Les mesures de limitation de l’immigration ont débuté dans les États qui recevaient le plus d’immigrants, ceux-ci fixaient des quotas proportionnels à la répartition des nationalités d’origine, quand l’Europe du Nord prédominait. Elles avaient été adoptées sur la côte pacifique pour freiner l’entrée des Japonais et Chinois, avant l’afflux des immigrants latins et slaves. L’ancienne Amérique devient plus réticente à cet afflux. Les autorités redoutaient les anarchistes ou terroristes (les Irlandais du Sin Fein) et la formation de « cinquièmes colonnes » ! Le retournement de la conjoncture en 1929 et les années de la grande dépression auront pour contrepartie une diminution de 90 % de l’immigration. La Californie adopta un programme de refoulement des Mexicains, il est vrai que la situation agricole était catastrophique. Les lois fédérales sur l’immigration de 1921 et 1924 fixèrent un quota équivalent à 3 % puis 2 % du nombre de nationaux établis aux États-Unis. La référence était leur poids démographique en 1920, puis elle fut ramenée à 1890. La loi d’immigration de 1929 relève encore les barrières, elle fixe un quota global de 150 000 émigrés officiels. Le gouvernement voulait arrêter l’exode des Mexicains et des Italiens. L’afflux des immigrants fut 10 fois plus faible dans les années 1930.

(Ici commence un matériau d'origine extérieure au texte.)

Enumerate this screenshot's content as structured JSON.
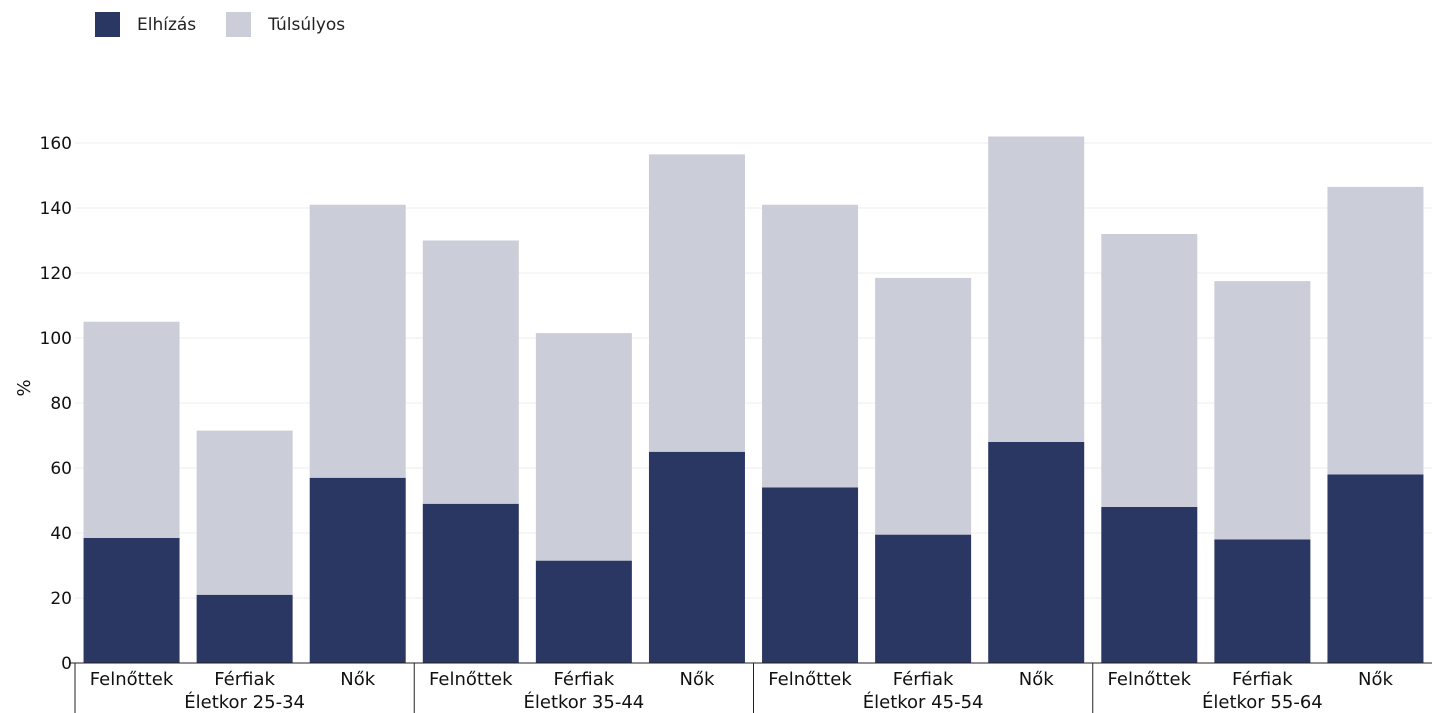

4° L’immigration d’aujourd’hui : hispaniques et asiatiques
Depuis la fin de la seconde guerre mondiale, les migrations internationales ont doublé tous les 25 ans. Elles concernent 200 millions de personnes chaque année et se déroulent pour l’essentiel à l’intérieur de chaque grande zone géographique : l’Asie, L’Europe, les Amériques et surtout l’Afrique. Cependant, le flux des migrations transcontinentales est dominé par un courant de migration du Sud vers le Nord, du Tiers Monde vers le monde industrialisé. Or les deux régions concernées par ces grandes migrations sont à égalité l’Europe et l’Amérique du Nord. L’Europe accueille surtout une migration transméditerranéenne d’Afrique du Nord et du Proche Orient et une migration d’Asie. L’Amérique du Nord accueille surtout une migration du Mexique et des Caraïbes et une migration asiatique.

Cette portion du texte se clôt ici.